Determining the fault in a personal injury is complicated but often depends on whether someone was negligent or careless. In general, the person or the business that caused the accident must pay for the victim’s injuries, but you have to determine who was at fault legally.

It is important to work with a Personal injury attorney in Atlanta who can investigate your case and determine the fault. Determining the fault can be done in several ways. In most cases, the defense team will try to minimize and avoid compensating the victim.

How to determine fault after a personal injury

If any injury occurs due to the fault or negligence of another person, the first action you should take is to seek medical help. Next, you have to gather evidence about the incident and damages incurred from the injury. You can either take photos, video footage, medical records and bills, police reports, disability claims, insurance adjustments, witnesses, etc.

Once you gather the evidence, you should start looking for who was at fault. Sometimes fault can be shared both by the defendant and plaintiff. In that case, the judge will determine who was more responsible for the damages.

Proving fault by negligence

When the plaintiff and their lawyer can prove that the defendant was negligent, the case will be sealed for increased damages, fault, or both. The plaintiff should maintain the following criteria to prove negligence.

  1. The duty that required the person to adhere to specific rules and conduct to protect others
  2. The required task was not performed
  3. The defendant’s failure act lead to injuries
  4. The victim suffered damages and losses due to injuries.

Each of these elements is required to prove negligence in personal injury cases. Negligence determination can vary from case to case as it is entirely fact-based.

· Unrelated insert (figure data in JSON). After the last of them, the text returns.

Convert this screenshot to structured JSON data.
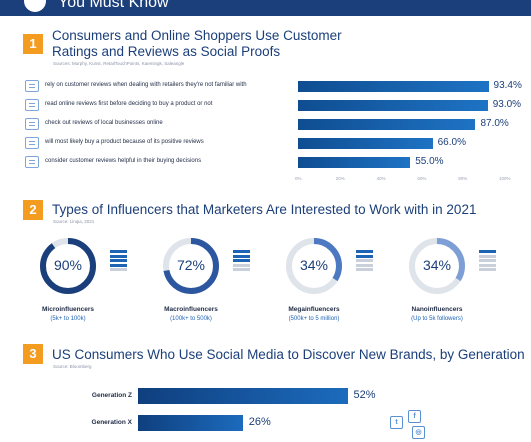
{
  "header": {
    "title": "You Must Know"
  },
  "section1": {
    "number": "1",
    "title_line1": "Consumers and Online Shoppers Use Customer",
    "title_line2": "Ratings and Reviews as Social Proofs",
    "source": "Sources: Murphy, Kunst, RetailTouchPoints, Kaemingk, Saleangle",
    "icons": [
      "person-chat-icon",
      "review-card-icon",
      "location-pin-icon",
      "rating-bubbles-icon",
      "review-list-icon"
    ],
    "chart_data": {
      "type": "bar",
      "orientation": "horizontal",
      "categories": [
        "rely on customer reviews when dealing with retailers they're not familiar with",
        "read online reviews first before deciding to buy a product or not",
        "check out reviews of local businesses online",
        "will most likely buy a product because of its positive reviews",
        "consider customer reviews helpful in their buying decisions"
      ],
      "values": [
        93.4,
        93.0,
        87.0,
        66.0,
        55.0
      ],
      "value_labels": [
        "93.4%",
        "93.0%",
        "87.0%",
        "66.0%",
        "55.0%"
      ],
      "xlim": [
        0,
        100
      ],
      "ticks": [
        "0%",
        "20%",
        "40%",
        "60%",
        "80%",
        "100%"
      ]
    }
  },
  "section2": {
    "number": "2",
    "title": "Types of Influencers that Marketers Are Interested to Work with in 2021",
    "source": "Source: Linqia, 2021",
    "chart_data": {
      "type": "pie",
      "style": "donut",
      "items": [
        {
          "name": "Microinfluencers",
          "range": "(5k+ to 100k)",
          "value": 90,
          "label": "90%",
          "color": "#1b3f7a"
        },
        {
          "name": "Macroinfluencers",
          "range": "(100k+ to 500k)",
          "value": 72,
          "label": "72%",
          "color": "#2c57a0"
        },
        {
          "name": "Megainfluencers",
          "range": "(500k+ to 5 million)",
          "value": 34,
          "label": "34%",
          "color": "#4d79c2"
        },
        {
          "name": "Nanoinfluencers",
          "range": "(Up to 5k followers)",
          "value": 34,
          "label": "34%",
          "color": "#7d9fd6"
        }
      ],
      "track_color": "#dfe3ea"
    }
  },
  "section3": {
    "number": "3",
    "title": "US Consumers Who Use Social Media to Discover New Brands, by Generation",
    "source": "Source: Bloomberg",
    "icons": [
      "twitter-icon",
      "facebook-icon",
      "instagram-icon"
    ],
    "chart_data": {
      "type": "bar",
      "orientation": "horizontal",
      "categories": [
        "Generation Z",
        "Generation X"
      ],
      "values": [
        52,
        26
      ],
      "value_labels": [
        "52%",
        "26%"
      ],
      "xlim": [
        0,
        100
      ]
    }
  }
}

Other methods to prove fault

  • Strict liability

Every company has the duty to prepare, pack and label all of their products, including the dangerous ones. If any product causes injury or death to a person, the company will be held liable for the damages caused to the customer from their products. 

  • Wanton or wilful misconduct

Wanton of willful misconduct applies to the person protected from civil litigation as long as they act in good faith. Examples can be emergency responders or charitable organizations.

  • Comparative fault

In comparative fault, both parties are held responsible for the accident. In this case, the judge will determine how many at-fault parties caused the injury.